The Grand Theater had burned to the ground in the 1940’s and its owner, Bob Malek, decided to build a new theater and named it, aptly, the Malek Theater. The new theater was the patron’s dream for that era, containing two rooms for private viewings, each with doors and thick paned glass to eliminate sound in or out. The theater also came equipped with both a crying room and a party room, in which reservations were made for private party viewings.
In its prime, the Malek Theater was considered a performance theater, not a movie house. But in 1985, the managers decided that business could be improved if the theater was split into a 300-seat twinned theater instead of the original large 1,200-seat auditorium. The Malek Theater switched to a movies-only format and suffered. The results were so disastrous they prompted a legal dispute and great disappointment for the theater’s patrons.

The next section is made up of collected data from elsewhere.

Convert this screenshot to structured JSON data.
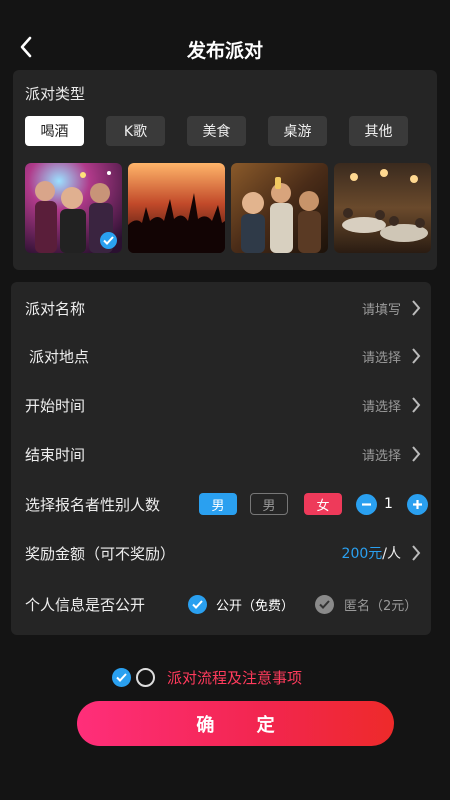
{
  "header": {
    "title": "发布派对"
  },
  "party_type": {
    "label": "派对类型",
    "options": [
      "喝酒",
      "K歌",
      "美食",
      "桌游",
      "其他"
    ],
    "selected": "喝酒"
  },
  "photos": [
    {
      "name": "photo-party-crowd",
      "selected": true
    },
    {
      "name": "photo-concert-silhouette",
      "selected": false
    },
    {
      "name": "photo-bar-cheers",
      "selected": false
    },
    {
      "name": "photo-restaurant-hall",
      "selected": false
    }
  ],
  "form": {
    "name": {
      "label": "派对名称",
      "value": "请填写"
    },
    "location": {
      "label": "派对地点",
      "value": "请选择"
    },
    "start": {
      "label": "开始时间",
      "value": "请选择"
    },
    "end": {
      "label": "结束时间",
      "value": "请选择"
    },
    "gender": {
      "label": "选择报名者性别人数",
      "male": "男",
      "male_alt": "男",
      "female": "女",
      "count": "1"
    },
    "reward": {
      "label": "奖励金额（可不奖励）",
      "amount": "200元",
      "unit": "/人"
    },
    "privacy": {
      "label": "个人信息是否公开",
      "public": "公开（免费）",
      "anonymous": "匿名（2元）"
    }
  },
  "agreement": {
    "text": "派对流程及注意事项"
  },
  "confirm": {
    "label": "确 定"
  },
  "colors": {
    "accent": "#2aa0f0",
    "danger": "#ee3a5a",
    "background": "#141414",
    "card": "#252525"
  }
}
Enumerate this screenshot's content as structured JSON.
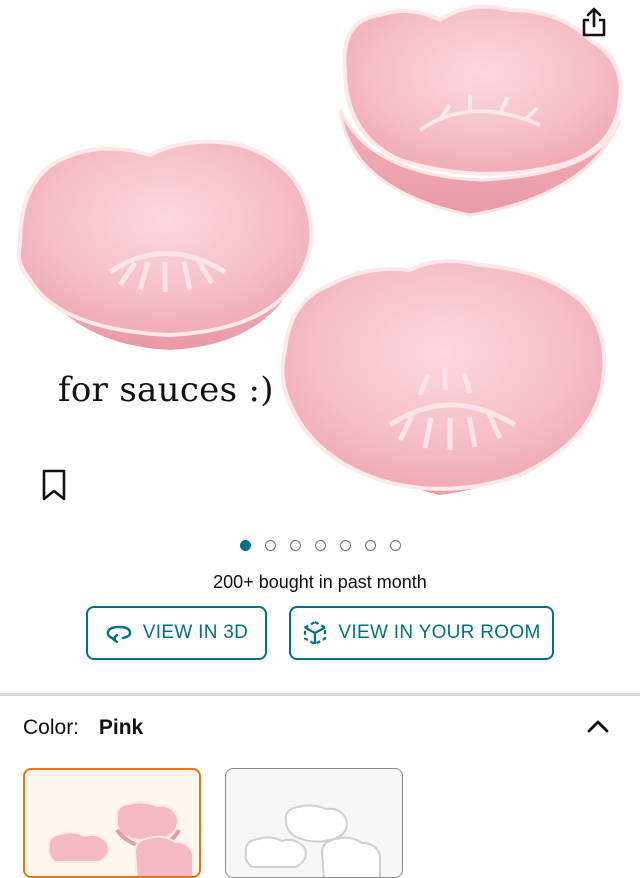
{
  "hero": {
    "caption": "for sauces :)",
    "slide_count": 7,
    "active_slide": 1
  },
  "social_proof": {
    "bought_text": "200+ bought in past month"
  },
  "actions": {
    "view_3d": "VIEW IN 3D",
    "view_room": "VIEW IN YOUR ROOM"
  },
  "color": {
    "label": "Color:",
    "selected": "Pink",
    "options": [
      {
        "name": "Pink",
        "selected": true
      },
      {
        "name": "White",
        "selected": false
      }
    ]
  },
  "colors": {
    "accent": "#007185",
    "selected_border": "#e47911",
    "bowl_pink": "#f4b9c1"
  },
  "icons": [
    "share-icon",
    "bookmark-icon",
    "rotate-3d-icon",
    "ar-cube-icon",
    "chevron-up-icon"
  ]
}
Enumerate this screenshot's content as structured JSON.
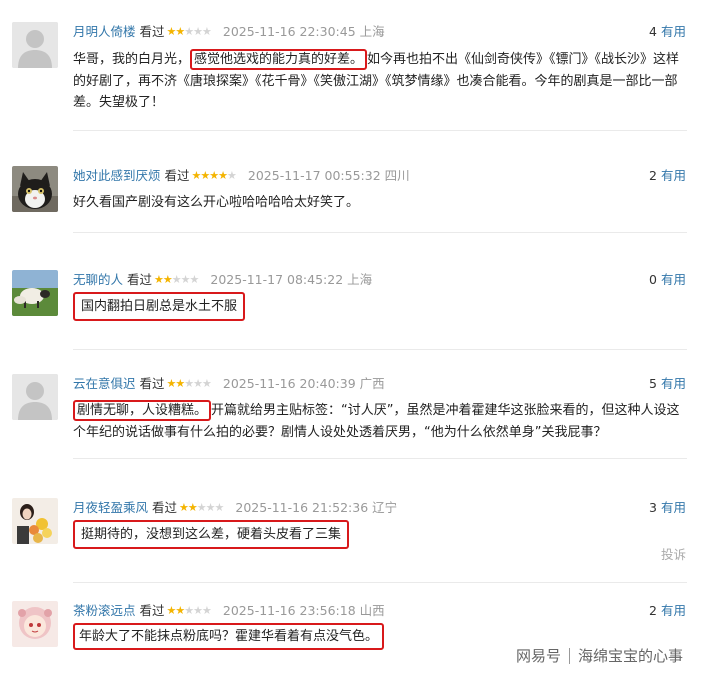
{
  "reviews": [
    {
      "user": "月明人倚楼",
      "watched": "看过",
      "rating": 2,
      "time": "2025-11-16 22:30:45",
      "location": "上海",
      "useful_count": "4",
      "useful_label": "有用",
      "content_pre": "华哥，我的白月光，",
      "content_hl": "感觉他选戏的能力真的好差。",
      "content_post": "如今再也拍不出《仙剑奇侠传》《镖门》《战长沙》这样的好剧了，再不济《唐琅探案》《花千骨》《笑傲江湖》《筑梦情缘》也凑合能看。今年的剧真是一部比一部差。失望极了！",
      "avatar": "default-avatar"
    },
    {
      "user": "她对此感到厌烦",
      "watched": "看过",
      "rating": 4,
      "time": "2025-11-17 00:55:32",
      "location": "四川",
      "useful_count": "2",
      "useful_label": "有用",
      "content_pre": "",
      "content_hl": "",
      "content_post": "好久看国产剧没有这么开心啦哈哈哈哈太好笑了。",
      "avatar": "cat-avatar"
    },
    {
      "user": "无聊的人",
      "watched": "看过",
      "rating": 2,
      "time": "2025-11-17 08:45:22",
      "location": "上海",
      "useful_count": "0",
      "useful_label": "有用",
      "content_pre": "",
      "content_hl": "国内翻拍日剧总是水土不服",
      "content_post": "",
      "avatar": "sheep-avatar"
    },
    {
      "user": "云在意俱迟",
      "watched": "看过",
      "rating": 2,
      "time": "2025-11-16 20:40:39",
      "location": "广西",
      "useful_count": "5",
      "useful_label": "有用",
      "content_pre": "",
      "content_hl": "剧情无聊，人设糟糕。",
      "content_post": "开篇就给男主贴标签：“讨人厌”，虽然是冲着霍建华这张脸来看的，但这种人设这个年纪的说话做事有什么拍的必要？剧情人设处处透着厌男，“他为什么依然单身”关我屁事？",
      "avatar": "default-avatar"
    },
    {
      "user": "月夜轻盈乘风",
      "watched": "看过",
      "rating": 2,
      "time": "2025-11-16 21:52:36",
      "location": "辽宁",
      "useful_count": "3",
      "useful_label": "有用",
      "content_pre": "",
      "content_hl": "挺期待的，没想到这么差，硬着头皮看了三集",
      "content_post": "",
      "avatar": "flowers-avatar"
    },
    {
      "user": "茶粉滚远点",
      "watched": "看过",
      "rating": 2,
      "time": "2025-11-16 23:56:18",
      "location": "山西",
      "useful_count": "2",
      "useful_label": "有用",
      "content_pre": "",
      "content_hl": "年龄大了不能抹点粉底吗？霍建华看着有点没气色。",
      "content_post": "",
      "avatar": "doll-avatar"
    }
  ],
  "report_label": "投诉",
  "watermark": {
    "brand": "网易号",
    "author": "海绵宝宝的心事"
  },
  "colors": {
    "username": "#3377aa",
    "star": "#f4b400",
    "highlight_box": "#d8191b"
  }
}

In 1993, Anthony Fitz and his mother purchased the business and closed the theater to determine what to do next with the Malek Theater. According to Fitz, the theater was closed due to its reputation of no one caring, and I started to take a look around. I noticed a lot of interesting discoveries in architecture and paint underneath its commercial face, and really dedicated myself in research of the Malek Theater. The original builder and proprietor, Bob Malek (recently deceased), was very happy to come down to the Malek Theater, and tell me all about it. I was very intoxicated by his stories and one thing that will always stick with me is when he started to cry. He had told me he had named the Malek after his father who was ill during construction, and had passed on before it was complete, and never was able to witness its beauty in bloom.
Since Mr. Bob Malek has passed, I have done all of the restoration myself, apart from a few friends' occasional help. Because of the visits from Mr. Bob Malek. he has opened my eyes to graciously appreciate the Malek Theater’s true beauty in design, art, and lustre, it will provide with nothing mainly but tlc and creativity. The Malek Theater is one [of a kind], with its neon indirect lighting, artistic interior scroll painted accents, and its personal touch. I am hoping everybody entering can appreciate it for being designed for them to enjoy, not for us to become fat and rich.